Good that someone calls this out as many in media, politics, business, sport and society seem to think many white nationalist tropes and dog whistling of -ve cultural wedge issues, are central to ‘Australian identity’…… this has been going on since Howard’s ascendancy.
Good example of subtle nudging has been ABC’s ‘Australian Story’ which focuses on, apart from the odd or occasional indigenous, purely white or Anglo/Irish stock ignoring amazing non Anglo/Irish Australians of post WWII immigration?
The Ad man is dangerous – under the daggy dad elbow shaking (can’t stand that) persona lies a ruthless despot. Parliament barely sits, scrutiny and accountability are almost entirely absent, vilification of the unemployed as lazy and undeserving, and refugees as frauds or terrorists, continues unabated, awards are given to spreaders of hatred and division as an “up yours” gesture…and, worst, our first peoples are viewed and treated with disdain and contempt. Started with Howard, continued with Abbott but has accelerated under Morrison. I truly feel like moving across the ditch.
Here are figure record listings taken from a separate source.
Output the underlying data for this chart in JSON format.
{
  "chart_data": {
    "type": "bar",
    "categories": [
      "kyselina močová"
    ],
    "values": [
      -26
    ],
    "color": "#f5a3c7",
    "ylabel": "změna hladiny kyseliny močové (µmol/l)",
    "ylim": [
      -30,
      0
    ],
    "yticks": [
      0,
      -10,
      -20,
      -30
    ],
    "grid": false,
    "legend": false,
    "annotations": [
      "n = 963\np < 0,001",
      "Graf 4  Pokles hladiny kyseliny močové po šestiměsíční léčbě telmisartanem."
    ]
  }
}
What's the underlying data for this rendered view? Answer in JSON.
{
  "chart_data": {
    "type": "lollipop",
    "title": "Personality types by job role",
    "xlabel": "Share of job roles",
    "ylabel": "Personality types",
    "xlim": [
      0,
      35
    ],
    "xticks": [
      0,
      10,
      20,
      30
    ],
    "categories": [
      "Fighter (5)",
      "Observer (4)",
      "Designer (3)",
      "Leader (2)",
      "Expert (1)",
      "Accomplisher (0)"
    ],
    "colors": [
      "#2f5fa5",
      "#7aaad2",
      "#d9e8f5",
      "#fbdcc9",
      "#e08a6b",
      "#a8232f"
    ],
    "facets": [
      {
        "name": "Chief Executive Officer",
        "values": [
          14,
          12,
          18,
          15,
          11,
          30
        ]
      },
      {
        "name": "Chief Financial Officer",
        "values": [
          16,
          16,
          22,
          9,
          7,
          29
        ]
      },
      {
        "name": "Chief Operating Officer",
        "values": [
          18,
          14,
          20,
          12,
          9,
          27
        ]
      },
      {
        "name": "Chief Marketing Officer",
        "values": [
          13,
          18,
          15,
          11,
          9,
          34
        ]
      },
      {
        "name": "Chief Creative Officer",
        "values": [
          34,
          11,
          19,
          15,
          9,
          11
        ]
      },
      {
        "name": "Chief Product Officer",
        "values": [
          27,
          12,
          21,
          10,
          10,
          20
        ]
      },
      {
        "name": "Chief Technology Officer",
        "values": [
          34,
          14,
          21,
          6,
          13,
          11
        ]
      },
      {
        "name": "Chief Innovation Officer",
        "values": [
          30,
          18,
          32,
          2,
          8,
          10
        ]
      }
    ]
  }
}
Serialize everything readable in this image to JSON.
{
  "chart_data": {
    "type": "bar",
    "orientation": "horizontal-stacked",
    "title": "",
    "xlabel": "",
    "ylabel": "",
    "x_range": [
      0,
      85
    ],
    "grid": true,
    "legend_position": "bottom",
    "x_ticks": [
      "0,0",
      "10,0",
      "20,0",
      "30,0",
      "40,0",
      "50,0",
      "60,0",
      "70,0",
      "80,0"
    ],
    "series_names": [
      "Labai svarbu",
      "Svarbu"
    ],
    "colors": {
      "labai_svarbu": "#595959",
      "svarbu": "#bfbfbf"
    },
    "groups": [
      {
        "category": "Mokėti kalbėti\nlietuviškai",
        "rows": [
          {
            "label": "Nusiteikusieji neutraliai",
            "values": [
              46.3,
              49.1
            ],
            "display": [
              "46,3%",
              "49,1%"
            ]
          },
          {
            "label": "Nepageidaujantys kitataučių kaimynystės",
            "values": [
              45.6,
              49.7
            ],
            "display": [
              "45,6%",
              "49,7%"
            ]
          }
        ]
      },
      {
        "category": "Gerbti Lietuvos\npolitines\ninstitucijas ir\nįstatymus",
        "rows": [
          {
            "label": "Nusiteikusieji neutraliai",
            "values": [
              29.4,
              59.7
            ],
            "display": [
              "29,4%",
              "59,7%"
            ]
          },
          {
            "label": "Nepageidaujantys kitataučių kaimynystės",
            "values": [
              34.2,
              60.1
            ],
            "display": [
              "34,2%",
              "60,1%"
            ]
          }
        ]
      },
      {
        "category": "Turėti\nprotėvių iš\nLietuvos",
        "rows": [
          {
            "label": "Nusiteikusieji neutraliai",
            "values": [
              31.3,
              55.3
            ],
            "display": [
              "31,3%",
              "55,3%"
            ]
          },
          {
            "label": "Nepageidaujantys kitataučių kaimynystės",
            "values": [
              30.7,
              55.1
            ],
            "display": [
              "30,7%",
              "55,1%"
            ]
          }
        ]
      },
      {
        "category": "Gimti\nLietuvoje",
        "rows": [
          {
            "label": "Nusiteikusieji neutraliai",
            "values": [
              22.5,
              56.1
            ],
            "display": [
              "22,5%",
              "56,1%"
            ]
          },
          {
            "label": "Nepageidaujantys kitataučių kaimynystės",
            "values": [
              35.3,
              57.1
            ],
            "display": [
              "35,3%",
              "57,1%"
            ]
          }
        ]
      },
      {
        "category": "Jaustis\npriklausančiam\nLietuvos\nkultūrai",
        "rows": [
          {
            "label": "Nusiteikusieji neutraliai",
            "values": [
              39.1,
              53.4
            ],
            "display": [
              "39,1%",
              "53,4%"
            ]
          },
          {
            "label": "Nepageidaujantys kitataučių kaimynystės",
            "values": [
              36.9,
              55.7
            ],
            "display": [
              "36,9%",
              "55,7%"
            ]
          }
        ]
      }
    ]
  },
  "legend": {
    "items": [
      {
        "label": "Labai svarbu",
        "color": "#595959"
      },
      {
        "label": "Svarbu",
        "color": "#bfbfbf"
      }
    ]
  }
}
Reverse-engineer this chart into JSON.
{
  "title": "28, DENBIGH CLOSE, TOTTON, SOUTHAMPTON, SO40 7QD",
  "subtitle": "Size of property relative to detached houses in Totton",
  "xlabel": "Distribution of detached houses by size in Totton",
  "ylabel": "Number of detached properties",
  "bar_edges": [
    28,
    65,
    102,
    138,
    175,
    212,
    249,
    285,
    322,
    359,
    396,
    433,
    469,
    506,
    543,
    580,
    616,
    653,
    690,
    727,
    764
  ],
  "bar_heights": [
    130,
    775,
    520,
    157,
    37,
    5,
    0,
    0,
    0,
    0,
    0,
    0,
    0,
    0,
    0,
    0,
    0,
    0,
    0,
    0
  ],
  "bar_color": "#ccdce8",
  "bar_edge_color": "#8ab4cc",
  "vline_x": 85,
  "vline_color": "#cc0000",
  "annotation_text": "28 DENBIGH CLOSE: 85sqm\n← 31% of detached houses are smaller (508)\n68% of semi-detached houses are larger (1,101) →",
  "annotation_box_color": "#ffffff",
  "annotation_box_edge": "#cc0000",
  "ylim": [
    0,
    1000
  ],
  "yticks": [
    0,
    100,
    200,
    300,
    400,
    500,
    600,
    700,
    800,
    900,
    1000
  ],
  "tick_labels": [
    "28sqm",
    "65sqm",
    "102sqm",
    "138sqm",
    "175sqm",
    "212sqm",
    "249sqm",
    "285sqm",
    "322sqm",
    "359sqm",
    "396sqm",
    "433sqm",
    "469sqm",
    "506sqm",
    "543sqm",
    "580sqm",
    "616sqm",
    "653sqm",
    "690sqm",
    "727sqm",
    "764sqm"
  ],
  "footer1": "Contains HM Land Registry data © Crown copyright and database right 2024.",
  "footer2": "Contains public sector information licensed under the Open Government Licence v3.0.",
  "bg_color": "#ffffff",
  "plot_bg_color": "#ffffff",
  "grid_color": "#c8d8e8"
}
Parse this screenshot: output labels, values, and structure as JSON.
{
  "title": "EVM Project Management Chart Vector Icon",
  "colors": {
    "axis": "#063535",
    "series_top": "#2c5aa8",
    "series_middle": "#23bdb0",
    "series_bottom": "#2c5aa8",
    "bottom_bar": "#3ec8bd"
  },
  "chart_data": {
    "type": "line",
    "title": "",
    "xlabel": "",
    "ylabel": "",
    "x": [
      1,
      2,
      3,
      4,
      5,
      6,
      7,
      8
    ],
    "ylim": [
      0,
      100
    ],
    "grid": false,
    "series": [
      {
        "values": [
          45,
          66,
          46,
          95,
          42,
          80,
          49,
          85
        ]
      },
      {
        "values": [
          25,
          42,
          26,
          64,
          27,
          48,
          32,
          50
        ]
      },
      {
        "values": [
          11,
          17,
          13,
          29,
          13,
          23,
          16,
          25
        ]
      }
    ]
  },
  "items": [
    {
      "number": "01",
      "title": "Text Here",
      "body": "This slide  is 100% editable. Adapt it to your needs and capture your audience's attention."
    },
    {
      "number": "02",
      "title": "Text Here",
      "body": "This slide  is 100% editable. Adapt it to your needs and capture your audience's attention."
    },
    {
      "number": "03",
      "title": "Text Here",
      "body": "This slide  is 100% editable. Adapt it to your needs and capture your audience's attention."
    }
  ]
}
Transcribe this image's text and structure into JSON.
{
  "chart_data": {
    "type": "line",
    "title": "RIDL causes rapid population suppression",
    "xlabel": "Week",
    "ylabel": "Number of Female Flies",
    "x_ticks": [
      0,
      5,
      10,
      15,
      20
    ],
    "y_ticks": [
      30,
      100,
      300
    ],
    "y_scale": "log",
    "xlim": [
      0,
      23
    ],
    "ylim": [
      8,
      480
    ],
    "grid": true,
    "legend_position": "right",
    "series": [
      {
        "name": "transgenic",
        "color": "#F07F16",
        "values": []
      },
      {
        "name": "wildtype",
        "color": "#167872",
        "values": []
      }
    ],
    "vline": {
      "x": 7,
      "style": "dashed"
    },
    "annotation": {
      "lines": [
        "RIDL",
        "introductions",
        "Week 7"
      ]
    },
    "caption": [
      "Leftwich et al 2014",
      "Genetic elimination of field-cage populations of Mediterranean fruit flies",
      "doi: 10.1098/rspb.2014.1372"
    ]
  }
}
Jason Gillespie the only Indigenous Test cricketer/: Wasn’t Graham Thomas Indigenous? Wasn’t there a problem re a tour of South Africa in the Apartheid era?
According to Wikipedia Graham Thomas’s selection apparently upset the South Africans as he was “mixed race” – not Indigenous Australian but Native American.
I played with Bankstown when Thomas was our star. I don’t recall any talk of Native American. We understood that one of his parents was of Aboriginal descent. the other may have been Puerto Rican (?)
Quoting Indigenous activist Meriki Onus above: “There are so many more important things to worry about than spending $10 million celebrating a day that didn’t even exist in the ‘90s,” she said.
Wow!
If that quote means the 1890s then the quote is correct and I apologise for my shock that that would be published, and for contradicting it below, as I have interpreted it to mean the 1990’s.
26th of January was agreed on by all Australian states as the date of Australia Day in 1935. Just because some states did not have a public holiday on the day, does not mean it did not exist and that it was not “celebrated”.
For an indigenous activist visiting the importance of the date, I would have thought that the 1938 Aboriginal Day Of Mourning would have been an important event within the same debate. As far as I know that was the first OFFICIAL protest action against Australia Day being on the 26th of January by Indigenous Australians (and an “Aborigines Conference” held in Sydney, was more specifically protesting “the 150th Anniversary of the Whiteman’s seizure of our country“, but the advertising had the words Australia Day in brackets under the 26th January, 1938).
https://aiatsis.gov.au/explore/day-of-mourning
https://en.wikipedia.org/wiki/Day_of_Mourning_(Australia)
From 1940 to 1955 the Australian Aborigines League was able to persuade many religious denominations to declare the Sunday before Australia Day as ‘Aboriginal Sunday’.
The protests against Australia Day being held on the 26th of January are not new, and, as some people would like you to believe now, are not a recent invention of “woke” white people.